Focus on rebuilding post-pandemic economy along sustainable principles will require impact sector input
  • The U.N. launched a COVID-19 plan to end the pandemic and rebuild a post-virus economy. 
  • Secretary-General Guterres says the pandemic is signaling the need for a better worldwide wide public-health infrastructure.
  • COVID-19 shines a spotlight on the vulnerability of people to diseases that originate anywhere on earth.

United Nations Secretary-General António Guterres’ plan to cope with COVID-19 and “build a better world” may require the commitment and participation of impact investors.

The pandemic is the biggest challenge that the world has faced since World War II and needs a coordinated response, Guterres said this week. He called for rich countries to help those that are less developed and for nations to target aid to the most vulnerable within their borders. The novel coronavirus is killing thousands, halting the movements of people around the world and seizing up the global economy.

“Hopefully, there is a silver lining to this,” Caitlin MacLean, the Milken Institute’s senior director for innovative finance, told Karma. “People will realize that there’s a need to invest in communities next door and across the globe, that this is important for all of our health.”

The U.N. projects that up to 25 million jobs could be lost globally and that foreign direct investment flows will tumble by as much as 40%, to their lowest level in decades. The U.N. is calling for a comprehensive multilateral response that amounts to at least 10% of global gross domestic product to fight COVID-19. 

The coronavirus emergency might lead to “a realization, that the weakest health system is everyone’s weakest link,” MacLean said.

The U.N. aims to help bring the outbreak to an end, and then build more “inclusive and sustainable economies” that are better able to respond to future pandemics and climate change. This is a tall order that will need cooperation by governments, civil society and industry. The impact investing community also has a part to play, according to Milken’s MacLean.

“There’s a lot of interest in sustainable investment with a double, or triple bottom line return,” MacLean said. “Investors will be looking at companies and the impact they say they are going to have.”

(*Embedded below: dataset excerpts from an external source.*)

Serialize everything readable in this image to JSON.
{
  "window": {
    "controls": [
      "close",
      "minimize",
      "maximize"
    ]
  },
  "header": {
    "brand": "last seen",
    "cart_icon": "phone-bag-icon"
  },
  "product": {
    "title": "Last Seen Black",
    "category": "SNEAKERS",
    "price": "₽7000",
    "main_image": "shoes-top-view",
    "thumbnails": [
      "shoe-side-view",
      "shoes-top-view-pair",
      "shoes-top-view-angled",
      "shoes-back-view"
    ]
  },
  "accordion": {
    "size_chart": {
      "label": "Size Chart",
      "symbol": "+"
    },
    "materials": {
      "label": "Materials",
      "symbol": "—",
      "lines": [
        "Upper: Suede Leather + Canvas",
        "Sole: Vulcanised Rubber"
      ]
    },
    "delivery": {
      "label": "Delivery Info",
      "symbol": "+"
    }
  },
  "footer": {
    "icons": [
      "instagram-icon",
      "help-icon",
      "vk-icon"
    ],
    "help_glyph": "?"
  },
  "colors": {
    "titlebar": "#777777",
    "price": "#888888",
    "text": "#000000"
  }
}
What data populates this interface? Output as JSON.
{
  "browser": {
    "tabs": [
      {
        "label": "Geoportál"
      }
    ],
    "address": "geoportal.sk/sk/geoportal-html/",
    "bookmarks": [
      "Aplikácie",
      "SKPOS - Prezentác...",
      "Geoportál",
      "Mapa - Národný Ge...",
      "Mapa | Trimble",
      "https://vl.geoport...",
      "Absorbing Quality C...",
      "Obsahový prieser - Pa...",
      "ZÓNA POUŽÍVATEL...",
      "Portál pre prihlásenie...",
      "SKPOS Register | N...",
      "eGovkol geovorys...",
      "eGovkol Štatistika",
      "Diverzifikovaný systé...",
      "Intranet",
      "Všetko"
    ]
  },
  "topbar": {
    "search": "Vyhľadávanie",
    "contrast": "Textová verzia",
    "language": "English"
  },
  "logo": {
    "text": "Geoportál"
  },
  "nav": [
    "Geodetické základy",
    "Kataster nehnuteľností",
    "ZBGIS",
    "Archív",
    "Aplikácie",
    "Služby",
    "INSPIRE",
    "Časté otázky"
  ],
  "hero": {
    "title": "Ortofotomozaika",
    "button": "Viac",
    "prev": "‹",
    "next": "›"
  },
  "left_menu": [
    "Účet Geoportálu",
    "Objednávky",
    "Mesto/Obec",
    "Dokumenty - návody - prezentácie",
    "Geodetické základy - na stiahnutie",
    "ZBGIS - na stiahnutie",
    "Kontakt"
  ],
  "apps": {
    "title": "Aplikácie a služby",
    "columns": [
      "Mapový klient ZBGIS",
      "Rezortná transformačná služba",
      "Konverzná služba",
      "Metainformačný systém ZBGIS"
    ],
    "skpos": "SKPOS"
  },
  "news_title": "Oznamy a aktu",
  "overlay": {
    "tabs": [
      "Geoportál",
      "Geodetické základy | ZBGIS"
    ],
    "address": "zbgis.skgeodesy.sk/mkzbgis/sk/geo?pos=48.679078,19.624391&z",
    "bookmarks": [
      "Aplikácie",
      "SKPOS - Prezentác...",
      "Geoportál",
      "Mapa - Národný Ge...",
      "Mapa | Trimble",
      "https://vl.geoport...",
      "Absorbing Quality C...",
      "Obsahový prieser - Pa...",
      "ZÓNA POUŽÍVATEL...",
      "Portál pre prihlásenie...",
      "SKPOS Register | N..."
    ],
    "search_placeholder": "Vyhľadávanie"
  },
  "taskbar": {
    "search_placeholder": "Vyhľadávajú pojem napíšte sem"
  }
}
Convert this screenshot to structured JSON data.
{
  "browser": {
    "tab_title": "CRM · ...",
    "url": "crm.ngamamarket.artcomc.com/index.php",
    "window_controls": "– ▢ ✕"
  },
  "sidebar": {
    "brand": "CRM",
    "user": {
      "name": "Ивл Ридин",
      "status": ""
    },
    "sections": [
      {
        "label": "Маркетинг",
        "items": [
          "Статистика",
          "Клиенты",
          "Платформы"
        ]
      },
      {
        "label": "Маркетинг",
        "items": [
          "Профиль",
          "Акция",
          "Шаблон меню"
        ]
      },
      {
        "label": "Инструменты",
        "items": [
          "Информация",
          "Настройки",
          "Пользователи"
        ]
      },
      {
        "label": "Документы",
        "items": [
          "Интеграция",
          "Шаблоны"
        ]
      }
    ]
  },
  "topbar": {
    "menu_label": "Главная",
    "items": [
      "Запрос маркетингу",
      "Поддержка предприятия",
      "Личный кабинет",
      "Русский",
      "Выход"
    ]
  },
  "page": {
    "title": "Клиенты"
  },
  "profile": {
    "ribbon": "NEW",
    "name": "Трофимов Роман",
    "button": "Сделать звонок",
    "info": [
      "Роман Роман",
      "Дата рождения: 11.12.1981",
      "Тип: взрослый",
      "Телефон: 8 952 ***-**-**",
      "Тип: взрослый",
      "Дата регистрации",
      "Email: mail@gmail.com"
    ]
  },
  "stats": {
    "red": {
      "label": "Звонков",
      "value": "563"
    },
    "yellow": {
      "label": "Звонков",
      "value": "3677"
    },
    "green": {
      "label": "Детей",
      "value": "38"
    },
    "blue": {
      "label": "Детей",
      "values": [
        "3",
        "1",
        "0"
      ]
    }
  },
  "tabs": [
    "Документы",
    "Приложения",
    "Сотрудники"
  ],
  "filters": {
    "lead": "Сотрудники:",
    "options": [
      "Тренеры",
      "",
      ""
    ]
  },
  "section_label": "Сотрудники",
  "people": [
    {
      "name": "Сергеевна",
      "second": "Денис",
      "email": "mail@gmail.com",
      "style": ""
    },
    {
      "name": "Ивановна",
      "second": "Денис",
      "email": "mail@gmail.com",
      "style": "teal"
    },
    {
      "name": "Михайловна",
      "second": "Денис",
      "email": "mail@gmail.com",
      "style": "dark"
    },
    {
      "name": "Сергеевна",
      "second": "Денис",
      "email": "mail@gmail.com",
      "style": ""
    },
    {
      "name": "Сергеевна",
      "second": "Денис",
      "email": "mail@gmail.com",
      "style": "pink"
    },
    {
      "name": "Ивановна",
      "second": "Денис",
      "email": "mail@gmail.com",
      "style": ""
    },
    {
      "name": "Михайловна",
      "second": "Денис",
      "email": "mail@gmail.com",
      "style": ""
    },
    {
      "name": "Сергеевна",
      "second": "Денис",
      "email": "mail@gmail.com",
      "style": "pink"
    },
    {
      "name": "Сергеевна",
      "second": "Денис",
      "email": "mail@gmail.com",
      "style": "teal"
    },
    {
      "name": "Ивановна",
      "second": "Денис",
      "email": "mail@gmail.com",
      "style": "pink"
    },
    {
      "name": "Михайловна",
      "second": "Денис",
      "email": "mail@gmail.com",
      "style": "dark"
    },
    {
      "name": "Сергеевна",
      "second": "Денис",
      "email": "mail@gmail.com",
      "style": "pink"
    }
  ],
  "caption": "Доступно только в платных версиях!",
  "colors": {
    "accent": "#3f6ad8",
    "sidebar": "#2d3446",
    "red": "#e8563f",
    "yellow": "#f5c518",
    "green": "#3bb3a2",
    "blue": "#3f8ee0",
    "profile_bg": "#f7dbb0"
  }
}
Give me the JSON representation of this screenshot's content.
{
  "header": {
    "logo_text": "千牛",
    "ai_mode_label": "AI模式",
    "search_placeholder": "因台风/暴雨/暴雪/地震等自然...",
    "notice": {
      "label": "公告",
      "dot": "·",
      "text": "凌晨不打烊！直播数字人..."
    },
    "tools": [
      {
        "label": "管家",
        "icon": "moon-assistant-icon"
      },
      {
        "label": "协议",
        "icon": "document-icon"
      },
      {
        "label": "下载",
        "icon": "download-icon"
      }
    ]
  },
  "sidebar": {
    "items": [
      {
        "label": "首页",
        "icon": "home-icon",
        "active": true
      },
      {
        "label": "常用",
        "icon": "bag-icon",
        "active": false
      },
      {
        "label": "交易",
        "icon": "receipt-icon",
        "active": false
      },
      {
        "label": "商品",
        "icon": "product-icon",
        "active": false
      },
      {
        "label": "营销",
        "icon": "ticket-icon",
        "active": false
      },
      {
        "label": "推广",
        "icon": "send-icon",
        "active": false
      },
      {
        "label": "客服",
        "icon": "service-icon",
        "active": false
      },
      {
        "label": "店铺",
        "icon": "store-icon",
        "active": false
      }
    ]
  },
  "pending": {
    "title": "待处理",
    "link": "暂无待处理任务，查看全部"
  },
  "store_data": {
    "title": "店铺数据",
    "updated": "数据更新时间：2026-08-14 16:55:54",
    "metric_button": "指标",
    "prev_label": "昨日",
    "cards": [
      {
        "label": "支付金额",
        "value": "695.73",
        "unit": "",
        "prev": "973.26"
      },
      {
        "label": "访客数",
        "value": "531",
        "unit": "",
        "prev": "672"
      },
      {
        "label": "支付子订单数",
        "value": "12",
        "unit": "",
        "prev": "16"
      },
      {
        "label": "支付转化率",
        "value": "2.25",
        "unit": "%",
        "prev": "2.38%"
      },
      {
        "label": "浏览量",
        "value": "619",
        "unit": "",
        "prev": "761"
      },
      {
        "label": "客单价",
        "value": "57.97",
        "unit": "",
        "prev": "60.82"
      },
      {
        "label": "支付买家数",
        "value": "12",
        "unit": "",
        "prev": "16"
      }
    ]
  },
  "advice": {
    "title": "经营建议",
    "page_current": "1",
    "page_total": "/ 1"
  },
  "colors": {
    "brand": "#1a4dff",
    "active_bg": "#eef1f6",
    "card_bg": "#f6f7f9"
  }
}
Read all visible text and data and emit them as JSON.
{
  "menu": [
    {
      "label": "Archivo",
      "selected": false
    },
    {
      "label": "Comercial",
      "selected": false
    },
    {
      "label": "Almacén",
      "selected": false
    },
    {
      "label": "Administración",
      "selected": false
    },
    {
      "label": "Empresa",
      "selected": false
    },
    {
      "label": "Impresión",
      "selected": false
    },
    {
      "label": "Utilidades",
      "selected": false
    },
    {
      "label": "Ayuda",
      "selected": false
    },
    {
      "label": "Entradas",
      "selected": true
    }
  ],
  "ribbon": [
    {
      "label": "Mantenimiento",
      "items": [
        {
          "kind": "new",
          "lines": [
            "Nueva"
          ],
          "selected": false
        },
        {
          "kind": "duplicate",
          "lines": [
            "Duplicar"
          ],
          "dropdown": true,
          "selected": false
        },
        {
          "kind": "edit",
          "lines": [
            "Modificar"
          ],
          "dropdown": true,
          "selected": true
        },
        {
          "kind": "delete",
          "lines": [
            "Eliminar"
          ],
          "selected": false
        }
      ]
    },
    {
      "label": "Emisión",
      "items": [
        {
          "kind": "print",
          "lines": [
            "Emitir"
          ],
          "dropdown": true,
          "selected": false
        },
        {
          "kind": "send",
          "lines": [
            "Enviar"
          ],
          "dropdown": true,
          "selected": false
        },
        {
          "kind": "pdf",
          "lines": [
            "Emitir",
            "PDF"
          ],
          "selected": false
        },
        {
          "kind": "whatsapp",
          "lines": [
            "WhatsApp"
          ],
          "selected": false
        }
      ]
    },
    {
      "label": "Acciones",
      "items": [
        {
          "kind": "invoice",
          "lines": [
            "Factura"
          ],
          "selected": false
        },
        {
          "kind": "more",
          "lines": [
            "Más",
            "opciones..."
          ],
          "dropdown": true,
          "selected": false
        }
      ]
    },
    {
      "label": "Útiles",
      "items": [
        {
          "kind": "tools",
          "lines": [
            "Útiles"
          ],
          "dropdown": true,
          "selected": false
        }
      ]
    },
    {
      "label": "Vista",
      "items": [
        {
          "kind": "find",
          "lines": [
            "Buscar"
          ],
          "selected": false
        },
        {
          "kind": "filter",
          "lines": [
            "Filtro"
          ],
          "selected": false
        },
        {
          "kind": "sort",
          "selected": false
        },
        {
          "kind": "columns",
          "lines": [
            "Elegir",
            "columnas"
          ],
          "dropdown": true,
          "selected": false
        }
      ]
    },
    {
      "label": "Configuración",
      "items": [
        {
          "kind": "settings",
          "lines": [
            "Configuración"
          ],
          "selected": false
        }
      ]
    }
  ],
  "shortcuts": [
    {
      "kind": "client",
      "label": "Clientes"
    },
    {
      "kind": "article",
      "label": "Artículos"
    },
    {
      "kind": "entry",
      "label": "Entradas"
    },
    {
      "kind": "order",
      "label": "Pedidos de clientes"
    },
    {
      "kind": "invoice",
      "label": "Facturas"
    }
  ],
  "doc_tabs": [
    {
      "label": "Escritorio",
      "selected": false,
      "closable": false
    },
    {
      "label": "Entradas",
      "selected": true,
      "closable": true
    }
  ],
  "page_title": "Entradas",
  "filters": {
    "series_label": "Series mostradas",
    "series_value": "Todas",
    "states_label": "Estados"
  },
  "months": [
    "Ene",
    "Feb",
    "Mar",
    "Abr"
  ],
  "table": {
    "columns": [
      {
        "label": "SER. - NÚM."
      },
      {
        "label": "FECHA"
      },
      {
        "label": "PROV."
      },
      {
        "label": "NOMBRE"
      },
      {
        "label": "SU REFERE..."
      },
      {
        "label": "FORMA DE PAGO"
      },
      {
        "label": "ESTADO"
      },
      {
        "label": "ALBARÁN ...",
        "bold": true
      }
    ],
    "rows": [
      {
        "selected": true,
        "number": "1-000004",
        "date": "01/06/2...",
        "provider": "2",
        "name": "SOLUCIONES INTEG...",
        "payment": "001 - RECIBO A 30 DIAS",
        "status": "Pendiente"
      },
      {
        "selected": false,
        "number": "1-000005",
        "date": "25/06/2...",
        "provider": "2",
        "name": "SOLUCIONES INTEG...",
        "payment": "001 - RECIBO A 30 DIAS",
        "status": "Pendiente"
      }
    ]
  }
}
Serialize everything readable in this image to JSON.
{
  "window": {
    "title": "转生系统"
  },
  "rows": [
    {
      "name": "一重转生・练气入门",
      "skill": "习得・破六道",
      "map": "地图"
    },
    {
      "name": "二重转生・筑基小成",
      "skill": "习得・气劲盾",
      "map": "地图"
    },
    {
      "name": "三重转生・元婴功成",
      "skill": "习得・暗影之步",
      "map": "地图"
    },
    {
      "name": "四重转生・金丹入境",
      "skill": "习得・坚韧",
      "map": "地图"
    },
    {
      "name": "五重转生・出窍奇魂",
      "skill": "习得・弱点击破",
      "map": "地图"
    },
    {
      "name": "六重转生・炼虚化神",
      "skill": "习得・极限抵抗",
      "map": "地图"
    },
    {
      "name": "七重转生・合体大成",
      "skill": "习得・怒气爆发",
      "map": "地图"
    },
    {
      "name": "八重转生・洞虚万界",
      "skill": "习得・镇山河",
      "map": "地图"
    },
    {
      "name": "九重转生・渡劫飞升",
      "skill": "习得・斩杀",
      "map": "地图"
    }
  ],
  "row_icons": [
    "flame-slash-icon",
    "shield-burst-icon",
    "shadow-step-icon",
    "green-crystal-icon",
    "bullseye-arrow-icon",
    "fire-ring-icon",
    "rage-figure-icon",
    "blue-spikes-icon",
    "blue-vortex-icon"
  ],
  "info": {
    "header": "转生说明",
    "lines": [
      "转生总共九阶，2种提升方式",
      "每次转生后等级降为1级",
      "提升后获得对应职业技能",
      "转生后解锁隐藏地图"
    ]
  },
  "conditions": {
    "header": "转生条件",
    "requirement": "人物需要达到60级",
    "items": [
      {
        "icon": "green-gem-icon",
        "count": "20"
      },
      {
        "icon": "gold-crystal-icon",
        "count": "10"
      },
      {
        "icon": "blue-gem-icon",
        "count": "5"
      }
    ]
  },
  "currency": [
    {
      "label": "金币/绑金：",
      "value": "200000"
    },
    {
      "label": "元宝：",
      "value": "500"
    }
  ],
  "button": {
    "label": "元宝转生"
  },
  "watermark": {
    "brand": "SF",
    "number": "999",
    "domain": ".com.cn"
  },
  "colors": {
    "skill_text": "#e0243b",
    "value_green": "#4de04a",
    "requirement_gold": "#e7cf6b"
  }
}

The growth of impact investing has shown that profits can be paired with broader goals. The COVID-19 pandemic underscores the need for business to play a positive role in society. Companies ranging from Pepsi to Facebook have taken steps to help small businesses, provide food and medical supplies to those in need. Impact investors can make a difference by holding companies accountable and making sure they follow through with their promises.

Private equity, which can take a longer time horizon on investments, can make a big difference by focusing attention on the medical and clean energy sectors.

“Investments are needed in drug and vaccine development,” she said. “However, these haven’t been appealing to many investors because they are very expensive, often taking a billion dollars and years of time to come to market.”

The World Economic Forum recommends that companies that receive long-term public financial assistance should be required to take three actions that could come from the impact investing handbook. They must first include risk in company disclosures, and in the case of climate, in line with Task Force on Climate-related Financial Disclosures guidelines. Secondly, they must take science-based data when setting policy, especially when it comes to climate change. Finally, they must be required to invest in low-carbon solutions that create many jobs.